So I am tuning in to the podium following the urgent meeting called by Prime Minister Trudeau between British Columbia Premier John Horgan and Alberta Premier Rachel Notley. CBC.ca’s new website freezes up the video in mid-sentence from Mr Horgan, so I reload the page. And there is Andrew Scheer holding forth.
For those of you who are completely bemused by this stream of names and positions you’ve never heard of, here is your backgrounder.
British Columbia and Alberta are two provinces of Canada, which you probably already knew. They are like US states, only bigger. Alberta is 661,848 km2, making it the 6th largest (of 13 provinces and territories), just behind British Columbia at 944,735 km2. (As a comparison, the fifth and sixth largest states in the USA are New Mexico and Arizona, at 314,917 and 295,234 km2 respectively.) Buuuut, population-wise they are smaller, each having somewhat more than 4 million citizens (BC a bit more than AB.)
Canada’s executive leaders are similar to, but not quite the same as, those in the USA. The head of the federal government in Canada is called Prime Minister, a position with some equivalence with the US President. The head of a province is usually titled Premier, and is like a US state Governor.
Rachel Notley is Premier of Alberta, which has some overt parallels with the state of Texas: it has a history of control by conservative politics, an association with cattle and cowboys, and is in practice controlled by the resource extraction industry. Ms Notley’s government marks the fourth change of governing party of Alberta, an event which shook all of Canada, becoming the first party from left of centre (by the French parliamentary standard) to take the helm.
John Horgan is Premier of British Columbia. BC has a history of being dominated by resource extraction as well, but the history has been more varied – both more progressive and more conservative than their Albertan neighbors. Horgan is part of the same national progressive party as Notley, but his control in the province is part of a coalition government with the Green party of BC.
These two premiers, and provinces, are arguing over a Texas company building a pipeline from one to the other. Alberta’s tarsands produce bitumen which, currently, can only be sold to the US market. The USA is now a gross exporter of petroleum, much of it also bitumen from tarsands, so it follows that Canadian bitumen would sell at a discount in that market. However, British Columbia does not gain from the transit of the petroleum product through its territory, yet simultaneously takes on risks to the $15 billion+ tourism industry, seafoods industries, and more. It has also been found to be impacting the real estate market, and few governments will accept risks to such a fundamental revenue stream.

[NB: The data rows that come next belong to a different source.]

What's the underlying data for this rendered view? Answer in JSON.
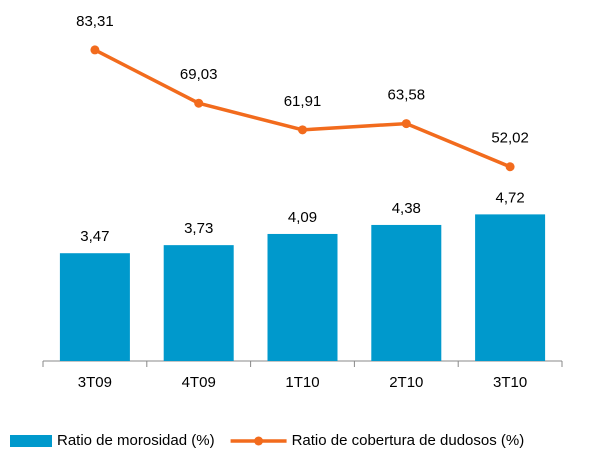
{
  "chart_data": {
    "type": "combo",
    "categories": [
      "3T09",
      "4T09",
      "1T10",
      "2T10",
      "3T10"
    ],
    "series": [
      {
        "name": "Ratio de morosidad (%)",
        "type": "bar",
        "color": "#0099cc",
        "values": [
          3.47,
          3.73,
          4.09,
          4.38,
          4.72
        ],
        "value_labels": [
          "3,47",
          "3,73",
          "4,09",
          "4,38",
          "4,72"
        ]
      },
      {
        "name": "Ratio de cobertura de dudosos (%)",
        "type": "line",
        "axis": "y2",
        "color": "#f26b1d",
        "values": [
          83.31,
          69.03,
          61.91,
          63.58,
          52.02
        ],
        "value_labels": [
          "83,31",
          "69,03",
          "61,91",
          "63,58",
          "52,02"
        ]
      }
    ],
    "ylim": [
      0,
      11.3
    ],
    "y2lim": [
      0,
      94
    ]
  }
}
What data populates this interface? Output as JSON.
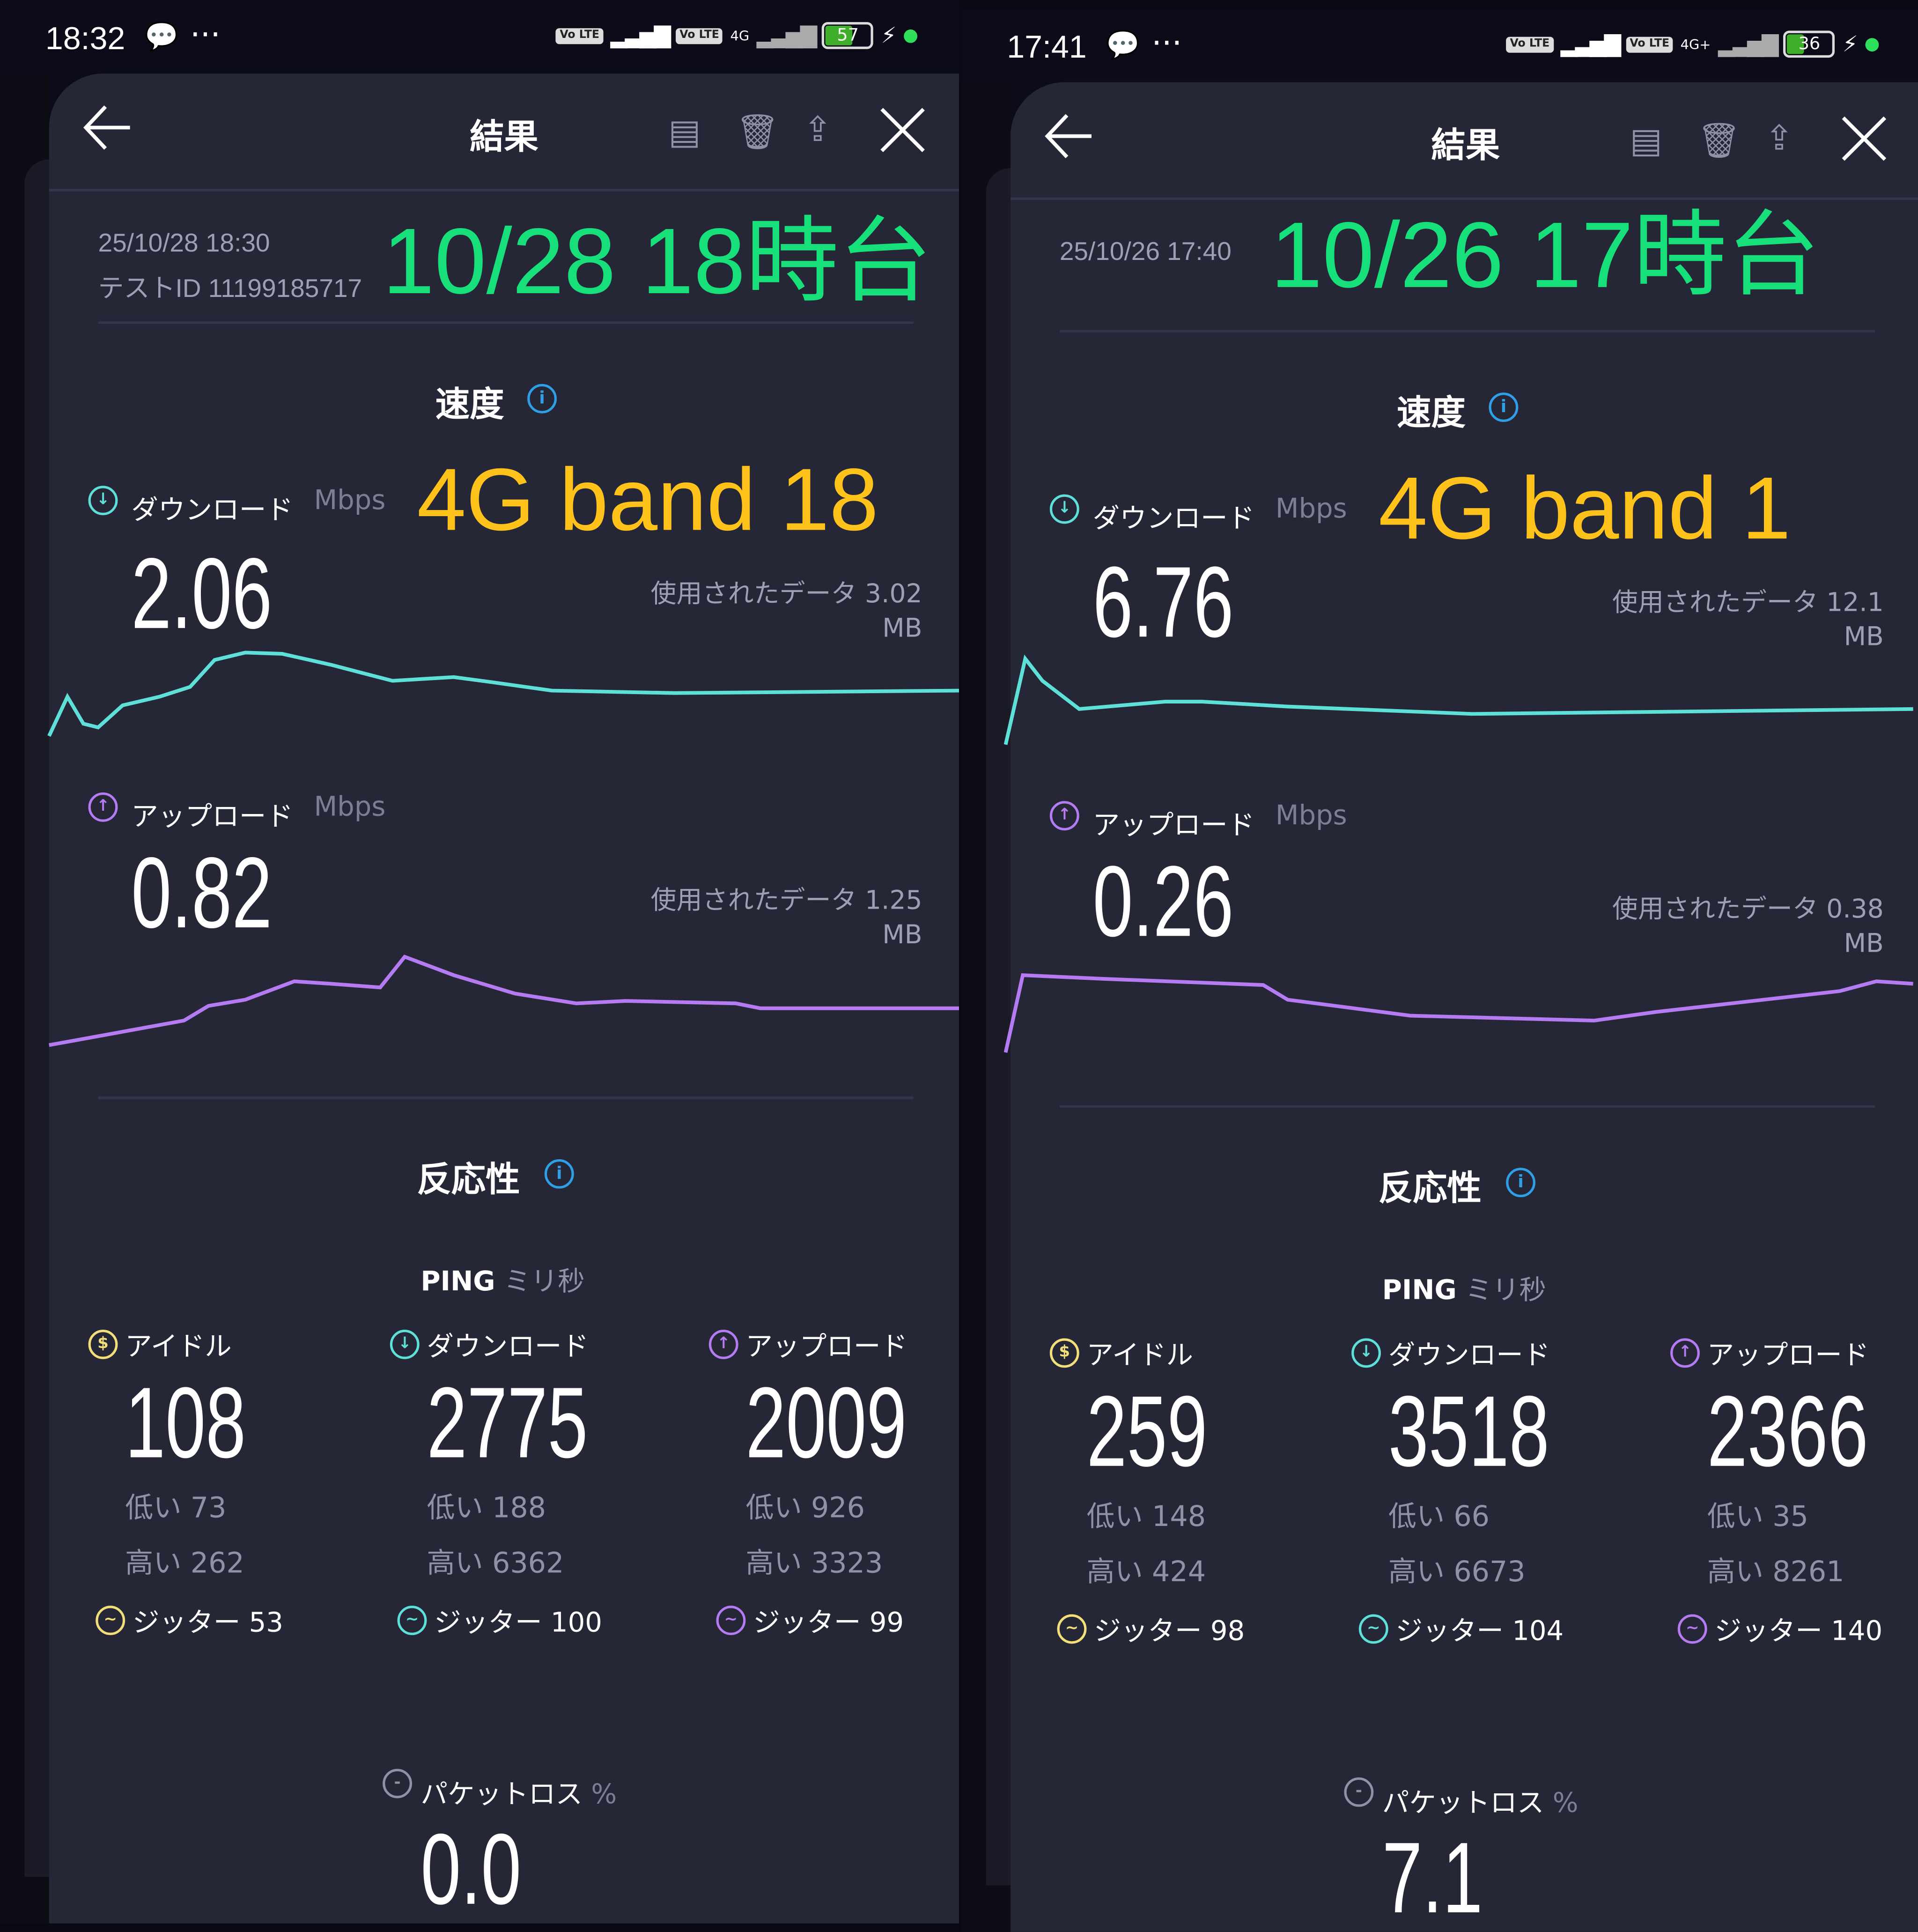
{
  "colors": {
    "background": "#252636",
    "download": "#5ee0d8",
    "upload": "#b57bf2",
    "idle": "#f3df7a",
    "info": "#2f9fe6",
    "overlay_green": "#17e07a",
    "overlay_yellow": "#ffc21a"
  },
  "panels": [
    {
      "status": {
        "time": "18:32",
        "more": "···",
        "volte1": "Vo LTE",
        "volte2": "Vo LTE",
        "network": "4G",
        "battery": "57",
        "battery_level": 57
      },
      "header": {
        "title": "結果",
        "back_icon": "arrow-left-icon",
        "close_icon": "close-icon"
      },
      "meta": {
        "date": "25/10/28 18:30",
        "test_id": "テストID 11199185717"
      },
      "overlay": {
        "time_label": "10/28 18時台",
        "band_label": "4G band 18"
      },
      "speed": {
        "title": "速度",
        "download": {
          "label": "ダウンロード",
          "unit": "Mbps",
          "value": "2.06",
          "used": "使用されたデータ 3.02",
          "used_unit": "MB"
        },
        "upload": {
          "label": "アップロード",
          "unit": "Mbps",
          "value": "0.82",
          "used": "使用されたデータ 1.25",
          "used_unit": "MB"
        }
      },
      "responsiveness": {
        "title": "反応性",
        "ping_label": "PING",
        "ping_unit": "ミリ秒",
        "columns": [
          {
            "label": "アイドル",
            "value": "108",
            "low": "低い 73",
            "high": "高い 262",
            "jitter": "ジッター 53"
          },
          {
            "label": "ダウンロード",
            "value": "2775",
            "low": "低い 188",
            "high": "高い 6362",
            "jitter": "ジッター 100"
          },
          {
            "label": "アップロード",
            "value": "2009",
            "low": "低い 926",
            "high": "高い 3323",
            "jitter": "ジッター 99"
          }
        ]
      },
      "packet_loss": {
        "label": "パケットロス",
        "unit": "%",
        "value": "0.0"
      }
    },
    {
      "status": {
        "time": "17:41",
        "more": "···",
        "volte1": "Vo LTE",
        "volte2": "Vo LTE",
        "network": "4G+",
        "battery": "36",
        "battery_level": 36
      },
      "header": {
        "title": "結果",
        "back_icon": "arrow-left-icon",
        "close_icon": "close-icon"
      },
      "meta": {
        "date": "25/10/26 17:40",
        "test_id": ""
      },
      "overlay": {
        "time_label": "10/26 17時台",
        "band_label": "4G band 1"
      },
      "speed": {
        "title": "速度",
        "download": {
          "label": "ダウンロード",
          "unit": "Mbps",
          "value": "6.76",
          "used": "使用されたデータ 12.1",
          "used_unit": "MB"
        },
        "upload": {
          "label": "アップロード",
          "unit": "Mbps",
          "value": "0.26",
          "used": "使用されたデータ 0.38",
          "used_unit": "MB"
        }
      },
      "responsiveness": {
        "title": "反応性",
        "ping_label": "PING",
        "ping_unit": "ミリ秒",
        "columns": [
          {
            "label": "アイドル",
            "value": "259",
            "low": "低い 148",
            "high": "高い 424",
            "jitter": "ジッター 98"
          },
          {
            "label": "ダウンロード",
            "value": "3518",
            "low": "低い 66",
            "high": "高い 6673",
            "jitter": "ジッター 104"
          },
          {
            "label": "アップロード",
            "value": "2366",
            "low": "低い 35",
            "high": "高い 8261",
            "jitter": "ジッター 140"
          }
        ]
      },
      "packet_loss": {
        "label": "パケットロス",
        "unit": "%",
        "value": "7.1"
      }
    }
  ]
}
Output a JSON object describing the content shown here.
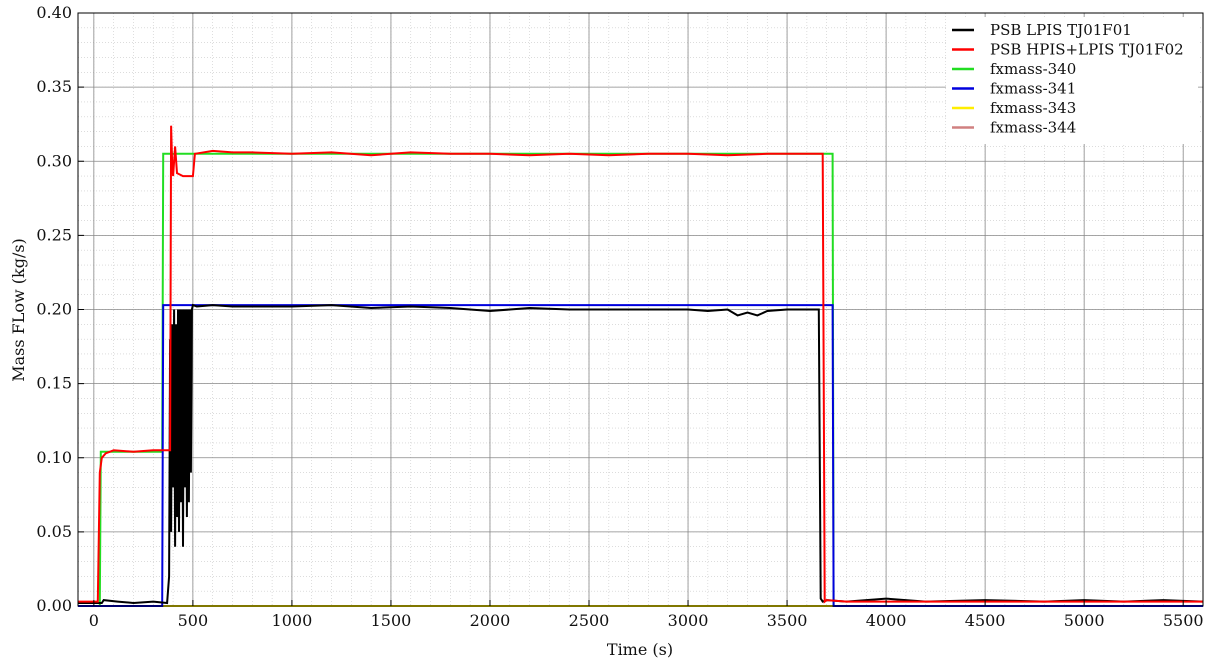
{
  "chart_data": {
    "type": "line",
    "xlabel": "Time (s)",
    "ylabel": "Mass FLow (kg/s)",
    "xlim": [
      -80,
      5600
    ],
    "ylim": [
      0,
      0.4
    ],
    "xticks": [
      0,
      500,
      1000,
      1500,
      2000,
      2500,
      3000,
      3500,
      4000,
      4500,
      5000,
      5500
    ],
    "yticks": [
      0.0,
      0.05,
      0.1,
      0.15,
      0.2,
      0.25,
      0.3,
      0.35,
      0.4
    ],
    "xtick_labels": [
      "0",
      "500",
      "1000",
      "1500",
      "2000",
      "2500",
      "3000",
      "3500",
      "4000",
      "4500",
      "5000",
      "5500"
    ],
    "ytick_labels": [
      "0.00",
      "0.05",
      "0.10",
      "0.15",
      "0.20",
      "0.25",
      "0.30",
      "0.35",
      "0.40"
    ],
    "grid": true,
    "minor_grid": true,
    "legend_position": "top-right",
    "series": [
      {
        "name": "PSB LPIS TJ01F01",
        "color": "#000000",
        "x": [
          -80,
          40,
          50,
          120,
          200,
          300,
          370,
          380,
          385,
          390,
          395,
          400,
          405,
          410,
          415,
          420,
          425,
          430,
          435,
          440,
          445,
          450,
          455,
          460,
          465,
          470,
          475,
          480,
          485,
          490,
          495,
          500,
          520,
          600,
          700,
          800,
          1000,
          1200,
          1400,
          1600,
          1800,
          1900,
          2000,
          2100,
          2200,
          2400,
          2600,
          2800,
          3000,
          3100,
          3200,
          3250,
          3300,
          3350,
          3400,
          3500,
          3600,
          3660,
          3670,
          3680,
          3700,
          3800,
          4000,
          4200,
          4500,
          4800,
          5000,
          5200,
          5400,
          5600
        ],
        "y": [
          0.002,
          0.002,
          0.004,
          0.003,
          0.002,
          0.003,
          0.002,
          0.02,
          0.18,
          0.05,
          0.19,
          0.08,
          0.2,
          0.04,
          0.19,
          0.06,
          0.2,
          0.05,
          0.2,
          0.07,
          0.2,
          0.04,
          0.2,
          0.08,
          0.2,
          0.06,
          0.2,
          0.07,
          0.2,
          0.09,
          0.2,
          0.203,
          0.202,
          0.203,
          0.202,
          0.202,
          0.202,
          0.203,
          0.201,
          0.202,
          0.201,
          0.2,
          0.199,
          0.2,
          0.201,
          0.2,
          0.2,
          0.2,
          0.2,
          0.199,
          0.2,
          0.196,
          0.198,
          0.196,
          0.199,
          0.2,
          0.2,
          0.2,
          0.005,
          0.003,
          0.004,
          0.003,
          0.005,
          0.003,
          0.004,
          0.003,
          0.004,
          0.003,
          0.004,
          0.003
        ]
      },
      {
        "name": "PSB HPIS+LPIS TJ01F02",
        "color": "#ff0000",
        "x": [
          -80,
          20,
          30,
          40,
          60,
          100,
          200,
          300,
          385,
          390,
          395,
          400,
          410,
          420,
          450,
          470,
          500,
          510,
          600,
          700,
          800,
          1000,
          1200,
          1400,
          1500,
          1600,
          1800,
          2000,
          2200,
          2400,
          2600,
          2800,
          3000,
          3200,
          3400,
          3600,
          3680,
          3690,
          3700,
          3800,
          4000,
          4200,
          4500,
          4800,
          5000,
          5200,
          5400,
          5600
        ],
        "y": [
          0.003,
          0.003,
          0.09,
          0.1,
          0.103,
          0.105,
          0.104,
          0.105,
          0.105,
          0.324,
          0.3,
          0.29,
          0.31,
          0.292,
          0.29,
          0.29,
          0.29,
          0.305,
          0.307,
          0.306,
          0.306,
          0.305,
          0.306,
          0.304,
          0.305,
          0.306,
          0.305,
          0.305,
          0.304,
          0.305,
          0.304,
          0.305,
          0.305,
          0.304,
          0.305,
          0.305,
          0.305,
          0.003,
          0.004,
          0.003,
          0.003,
          0.003,
          0.003,
          0.003,
          0.003,
          0.003,
          0.003,
          0.003
        ]
      },
      {
        "name": "fxmass-340",
        "color": "#22dd22",
        "x": [
          -80,
          30,
          35,
          345,
          350,
          3730,
          3735,
          5600
        ],
        "y": [
          0,
          0,
          0.104,
          0.104,
          0.305,
          0.305,
          0,
          0
        ]
      },
      {
        "name": "fxmass-341",
        "color": "#0000dd",
        "x": [
          -80,
          345,
          350,
          3730,
          3735,
          5600
        ],
        "y": [
          0,
          0,
          0.203,
          0.203,
          0,
          0
        ]
      },
      {
        "name": "fxmass-343",
        "color": "#ffee00",
        "x": [
          -80,
          5600
        ],
        "y": [
          0,
          0
        ]
      },
      {
        "name": "fxmass-344",
        "color": "#d08080",
        "x": [
          -80,
          5600
        ],
        "y": [
          0,
          0
        ]
      }
    ]
  }
}
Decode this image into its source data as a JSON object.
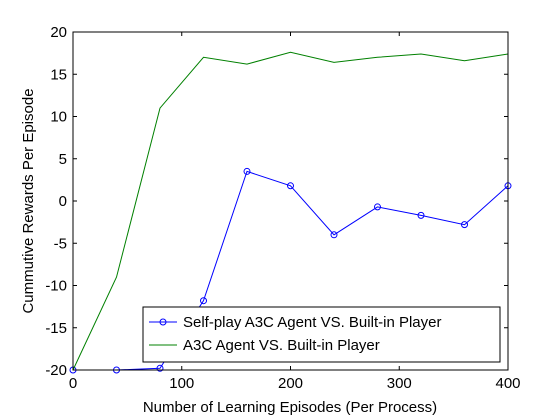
{
  "chart_data": {
    "type": "line",
    "xlabel": "Number of Learning Episodes (Per Process)",
    "ylabel": "Cummutive Rewards Per Episode",
    "xlim": [
      0,
      400
    ],
    "ylim": [
      -20,
      20
    ],
    "xticks": [
      0,
      100,
      200,
      300,
      400
    ],
    "yticks": [
      -20,
      -15,
      -10,
      -5,
      0,
      5,
      10,
      15,
      20
    ],
    "grid": false,
    "legend_position": "bottom-right",
    "series": [
      {
        "name": "Self-play A3C Agent VS. Built-in Player",
        "color": "#0000ff",
        "marker": "circle",
        "x": [
          0,
          40,
          80,
          120,
          160,
          200,
          240,
          280,
          320,
          360,
          400
        ],
        "y": [
          -20,
          -20,
          -19.8,
          -11.8,
          3.5,
          1.8,
          -4,
          -0.7,
          -1.7,
          -2.8,
          1.8
        ]
      },
      {
        "name": "A3C Agent VS. Built-in Player",
        "color": "#008000",
        "marker": "none",
        "x": [
          0,
          40,
          80,
          120,
          160,
          200,
          240,
          280,
          320,
          360,
          400
        ],
        "y": [
          -20,
          -9,
          11,
          17,
          16.2,
          17.6,
          16.4,
          17,
          17.4,
          16.6,
          17.4
        ]
      }
    ]
  }
}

Their disagreements bring the Federal government into the discussion, which approved the project in the first place. The Prime Minister asserts the federal authority over-rides provincial authorities over environment, health, and property. The PM has continually reiterated the pipeline is in the best interests of Canada, stating it will create jobs, reduce the discount on the price of oil, and a short list of other justifications which are not supported by evidence.
Mr Scheer is the head of the Conservative Party of Canada, who are currently the official opposition party having the second-largest number of seats in Parliament. His greatest weakness is an inability to avoid smirking. He seems to be a not-unreasonable politician who was elected as weak leader to avoid a more contentious leader by his party relatively recently. A smart politician, he is pushing his brand of conservatism hard after first Alberta then British Columbia voted out their conservative governments.
So he had no place at the podium today. None.